If all four tests give P values greater than 0.05, then the data do not provide enough justification to reject the null hypothesis of any of these tests. Since the null hypothesis for each of these tests is that the data are sampled from a normal distribution, you can assume with large P values that no substantial departures from normality were detected. In other words, this suggests the normality assumption is reasonable and you can proceed with interpreting your ANOVA results.
If some or all tests give P values less than 0.05, a significant departure from normality was detected. Before you panic, consider several factors. First, how severe is the departure? Check your QQ plot - if it looks reasonably close to the line, the deviation may not be practically important even if it's statistically significant. Second, how large is your sample size? With large samples (especially over 50-100 observations per group), ANOVA is quite robust to moderate departures from normality. Third, are outliers causing the problem? A few extreme values might make the tests significant even though the bulk of your data are fine. Check for data entry errors or measurement problems. Finally, would transformation help? Log transformation often improves normality for right-skewed biological data.
If your residual diagnostics reveal violations of assumptions, transforming your response variable may help. Transformation changes the scale of your measurements to make the distribution more normal and stabilize variance. Here are the most common transformations and when to use them:
Use log(Y) or log(Y+1) when you have right-skewed data with a long tail toward high values, when variance increases with the mean, or when your data span several orders of magnitude. This transformation is very common in biology for concentrations, gene expression levels, and cell counts. The log transformation compresses large values more than small ones, which often both normalizes the distribution and equalizes variance across groups.
One limitation: you can't take the log of zero or negative values. If your data include zeros, use log(Y+1) instead, which shifts all values up by one before taking the log. After transformation, re-run your analysis and check the residuals again to see if the transformation helped.
Use the square root transformation (sqrt(Y)) when you have moderate right skew, count data (like number of colonies, events, or cells), or when variance is proportional to the mean.

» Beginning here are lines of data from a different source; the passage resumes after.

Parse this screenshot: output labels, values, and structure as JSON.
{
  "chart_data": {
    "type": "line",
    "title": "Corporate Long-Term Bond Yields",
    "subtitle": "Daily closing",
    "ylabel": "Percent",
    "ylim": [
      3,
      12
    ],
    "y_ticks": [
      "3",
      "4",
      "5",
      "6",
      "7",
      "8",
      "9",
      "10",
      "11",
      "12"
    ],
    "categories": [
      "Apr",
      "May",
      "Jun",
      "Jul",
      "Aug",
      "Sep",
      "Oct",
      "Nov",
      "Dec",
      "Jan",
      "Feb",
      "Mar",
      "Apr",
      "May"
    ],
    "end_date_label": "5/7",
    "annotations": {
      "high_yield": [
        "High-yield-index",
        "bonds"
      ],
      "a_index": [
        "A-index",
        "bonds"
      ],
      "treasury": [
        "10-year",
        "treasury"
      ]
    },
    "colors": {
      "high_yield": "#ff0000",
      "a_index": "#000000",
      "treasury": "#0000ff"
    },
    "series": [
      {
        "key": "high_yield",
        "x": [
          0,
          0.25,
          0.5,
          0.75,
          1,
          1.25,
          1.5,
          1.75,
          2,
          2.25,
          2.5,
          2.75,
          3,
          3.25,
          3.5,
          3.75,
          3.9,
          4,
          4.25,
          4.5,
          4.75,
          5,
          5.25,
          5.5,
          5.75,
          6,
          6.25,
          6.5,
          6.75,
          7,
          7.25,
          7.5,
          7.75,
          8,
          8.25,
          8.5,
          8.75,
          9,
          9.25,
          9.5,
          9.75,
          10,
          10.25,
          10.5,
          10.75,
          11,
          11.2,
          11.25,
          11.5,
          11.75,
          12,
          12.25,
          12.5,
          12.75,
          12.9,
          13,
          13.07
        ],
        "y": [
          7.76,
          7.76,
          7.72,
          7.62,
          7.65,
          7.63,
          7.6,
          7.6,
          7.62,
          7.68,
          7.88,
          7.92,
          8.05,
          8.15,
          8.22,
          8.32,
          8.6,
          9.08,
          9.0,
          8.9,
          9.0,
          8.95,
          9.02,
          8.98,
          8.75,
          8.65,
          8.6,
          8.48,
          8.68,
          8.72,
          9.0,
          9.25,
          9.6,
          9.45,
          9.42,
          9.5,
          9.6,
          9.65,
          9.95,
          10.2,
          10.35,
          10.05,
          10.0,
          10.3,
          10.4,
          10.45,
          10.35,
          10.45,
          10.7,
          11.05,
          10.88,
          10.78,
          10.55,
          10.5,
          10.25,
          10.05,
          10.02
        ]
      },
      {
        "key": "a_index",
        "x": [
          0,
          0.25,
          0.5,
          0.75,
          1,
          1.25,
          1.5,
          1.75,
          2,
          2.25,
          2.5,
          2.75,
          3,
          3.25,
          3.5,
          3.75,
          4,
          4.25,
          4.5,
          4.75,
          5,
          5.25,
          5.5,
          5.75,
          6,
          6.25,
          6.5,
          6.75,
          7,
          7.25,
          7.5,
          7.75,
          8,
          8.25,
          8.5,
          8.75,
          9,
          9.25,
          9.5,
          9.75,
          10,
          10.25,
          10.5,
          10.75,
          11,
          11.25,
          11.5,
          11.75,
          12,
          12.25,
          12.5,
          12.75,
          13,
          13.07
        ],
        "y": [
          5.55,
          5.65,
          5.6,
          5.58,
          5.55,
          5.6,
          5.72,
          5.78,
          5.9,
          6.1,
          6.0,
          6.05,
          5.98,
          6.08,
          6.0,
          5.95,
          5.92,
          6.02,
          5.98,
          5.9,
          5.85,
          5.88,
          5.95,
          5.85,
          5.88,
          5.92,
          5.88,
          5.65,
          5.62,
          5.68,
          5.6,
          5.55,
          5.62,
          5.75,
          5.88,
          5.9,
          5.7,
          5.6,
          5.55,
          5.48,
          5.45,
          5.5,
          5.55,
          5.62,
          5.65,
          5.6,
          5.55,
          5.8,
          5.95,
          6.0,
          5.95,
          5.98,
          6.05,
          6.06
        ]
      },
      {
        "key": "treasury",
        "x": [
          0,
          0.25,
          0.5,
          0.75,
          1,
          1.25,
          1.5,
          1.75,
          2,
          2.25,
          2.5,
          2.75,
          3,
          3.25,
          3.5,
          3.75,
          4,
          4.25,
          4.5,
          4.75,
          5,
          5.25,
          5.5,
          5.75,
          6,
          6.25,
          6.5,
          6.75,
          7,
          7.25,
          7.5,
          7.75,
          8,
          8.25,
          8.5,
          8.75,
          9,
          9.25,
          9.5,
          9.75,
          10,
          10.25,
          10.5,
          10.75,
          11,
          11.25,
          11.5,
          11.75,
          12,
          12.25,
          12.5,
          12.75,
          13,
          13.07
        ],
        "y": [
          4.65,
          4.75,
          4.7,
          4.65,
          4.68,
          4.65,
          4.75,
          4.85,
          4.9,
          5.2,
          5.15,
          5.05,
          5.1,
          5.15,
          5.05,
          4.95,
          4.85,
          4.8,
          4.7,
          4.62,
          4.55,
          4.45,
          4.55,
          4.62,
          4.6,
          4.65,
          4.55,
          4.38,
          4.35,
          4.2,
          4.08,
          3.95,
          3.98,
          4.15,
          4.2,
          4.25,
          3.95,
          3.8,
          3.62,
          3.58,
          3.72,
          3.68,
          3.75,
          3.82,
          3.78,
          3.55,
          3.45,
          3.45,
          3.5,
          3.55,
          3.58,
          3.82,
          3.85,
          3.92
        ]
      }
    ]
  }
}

This transformation is less drastic than log transformation but often works well for count data. It's particularly appropriate when your response variable follows a Poisson distribution, where the variance naturally increases with the mean.
The reciprocal transformation (1/Y) is used for severe right skew or for time and rate data. It's less common in biological research and can be difficult to interpret because it reverses the scale: large values become small and vice versa. Use this transformation cautiously and make sure the reversed scale still makes sense for your scientific question.
An important caveat about transformation: it changes both the scale and the interpretation of your results. With log transformation, you're now comparing geometric means instead of arithmetic means, and when you back-transform to the original scale, differences become ratios rather than absolute differences. Always report clearly that you used transformed data and explain how to interpret the results. For example, "Data were log-transformed before analysis. Results are presented as geometric means, and differences represent fold-changes."